In realtà Taylor, e ancora di più Henry Ford, desideravano imporre un modello culturale che includesse il controllo non solo su procedimenti estremamente parcellizzati, ma anche nelle rappresentazioni individuali dei singoli lavoratori. Ma cosa resta oggi del taylorismo? Del modello puro, probabilmente nulla. Tuttavia gli aspetti culturali sono travasati in molti modelli di job design attuali. Già negli anni ’60-70, nella restituzione di una ricerca condotta presso la FIAT del boom economico si legge di uno stretto controllo spaziale e temporale sui lavoratori. Era evidente il desiderio, da parte del management, di presidiare in ogni mimino micro-comportamento il processo produttivo, per limitare la variabilità di comportamenti. I tentativi successivi di imporre modelli differenti sono falliti, come racconta il sociologo Matteo Rollier, che per molti anni si è occupato nella Fiom di organizzazione del lavoro.

Rollier ha cercato di proporre il modello conosciuto negli stabilimenti Volvo e successivamente quello giapponese, addolcito per la nostra cultura. Ma senza successo, per le energiche resistenze del management. Molti autori, si sono esercitati nel definire i motivi di tale rifiuto: chi lo attribuisce allo scontro fra la forza del capitale e la forza del lavoro e chi, forse semplicisticamente, all’eco dell’arretratezza culturale del management italiano.

Un’ipotesi più suggestiva può far riferimento agli aspetti psicologici che condizionano i modelli mentali di chi controlla e dirige il lavoro, sottoposto allo stress del gap fra le aspettative e i risultati. Uno schema ordinatore della psiche umana è la coerenza, la riduzione dell’incertezza: la dissonanza provocata dall’indeterminatezza degli esiti è in stretta correlazione con l’ansia, come descritto da Festinger nella sua Teoria della dissonanza cognitiva. L’ansia è quel particolare stato psicologico che orienta le azioni umane, secondo il principio di coerenza.

Edgar Schein, parlando di cultura organizzativa, attribuisce una sorta di modalità evolutiva alla scelta delle procedure ed i modelli comportamentali che compongono i processi lavorativi, selezionati in funzione del livello di ansia, in un range di opzioni che garantiscono il risultato. La “one best way” di Taylor garantisce pertanto, a chi presidia i processi, un “alibi” di natura scientifica, poichè da sempre la scienza, come la magia e la religione (prendendo a prestito il pensiero antropologico) sono elementi ordinatori quando la psiche non è in grado di dare significazione alle rappresentazioni complesse.

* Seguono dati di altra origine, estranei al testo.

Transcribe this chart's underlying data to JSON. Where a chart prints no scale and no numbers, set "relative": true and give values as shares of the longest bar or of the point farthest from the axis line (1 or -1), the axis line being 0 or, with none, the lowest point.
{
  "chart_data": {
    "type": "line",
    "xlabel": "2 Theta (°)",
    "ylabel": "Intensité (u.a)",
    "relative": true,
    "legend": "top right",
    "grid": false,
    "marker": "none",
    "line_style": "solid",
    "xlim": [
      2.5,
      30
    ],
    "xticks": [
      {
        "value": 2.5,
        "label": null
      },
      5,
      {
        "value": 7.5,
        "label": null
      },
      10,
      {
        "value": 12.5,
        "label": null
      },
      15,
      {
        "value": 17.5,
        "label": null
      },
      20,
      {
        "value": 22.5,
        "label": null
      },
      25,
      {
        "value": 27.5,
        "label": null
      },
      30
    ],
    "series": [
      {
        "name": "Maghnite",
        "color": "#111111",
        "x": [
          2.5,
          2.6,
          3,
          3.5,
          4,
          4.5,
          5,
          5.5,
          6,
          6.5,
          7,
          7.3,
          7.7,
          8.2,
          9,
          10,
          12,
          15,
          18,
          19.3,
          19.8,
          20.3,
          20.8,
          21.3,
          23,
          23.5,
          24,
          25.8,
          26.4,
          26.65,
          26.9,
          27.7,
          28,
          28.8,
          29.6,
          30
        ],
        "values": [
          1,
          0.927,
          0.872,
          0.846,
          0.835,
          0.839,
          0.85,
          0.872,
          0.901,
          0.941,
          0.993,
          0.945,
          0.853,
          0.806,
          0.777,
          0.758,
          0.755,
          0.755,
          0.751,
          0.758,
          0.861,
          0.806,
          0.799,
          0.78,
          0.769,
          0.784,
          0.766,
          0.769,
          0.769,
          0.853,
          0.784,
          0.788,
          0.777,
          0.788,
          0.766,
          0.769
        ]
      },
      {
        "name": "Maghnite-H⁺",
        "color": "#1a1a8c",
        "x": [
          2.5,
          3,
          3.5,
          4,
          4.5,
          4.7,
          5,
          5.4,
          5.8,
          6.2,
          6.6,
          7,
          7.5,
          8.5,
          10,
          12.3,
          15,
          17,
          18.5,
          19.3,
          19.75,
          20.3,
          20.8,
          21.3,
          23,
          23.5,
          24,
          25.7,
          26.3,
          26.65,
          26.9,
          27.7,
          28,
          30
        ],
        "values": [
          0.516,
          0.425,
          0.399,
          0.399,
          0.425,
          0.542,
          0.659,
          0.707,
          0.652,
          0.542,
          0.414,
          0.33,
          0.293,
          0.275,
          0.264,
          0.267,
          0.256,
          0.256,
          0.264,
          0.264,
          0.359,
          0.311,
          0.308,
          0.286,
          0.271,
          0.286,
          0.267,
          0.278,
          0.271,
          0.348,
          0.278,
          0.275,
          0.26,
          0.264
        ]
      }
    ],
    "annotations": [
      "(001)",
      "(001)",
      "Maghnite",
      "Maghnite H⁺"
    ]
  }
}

Il taylorismo e il post-fordismo non sono pertanto ancora sradicati dalle economie di scala, orientate all’iper-controllo delle variabili in gioco, anche quelle relative agli eventi futuri? Forse. Del resto non c’è traccia in letteratura di ricerche finalizzate, successive a quella già citata negli stabilimenti Mirafiori.

È molto probabile, invece, che il taylorismo sia radicato nei modelli mentali, ancora prima che quelli esecutivi, dei livelli gerarchici manageriali, fortemente sbilanciati verso un desiderio di controllo, di tipo meccanicistico, degli esiti del lavoro, secondo modelli lineari che colleghino le dimensioni psicologiche alle caratteristiche dei processi grazie ad algoritmi facilmente descrivibili.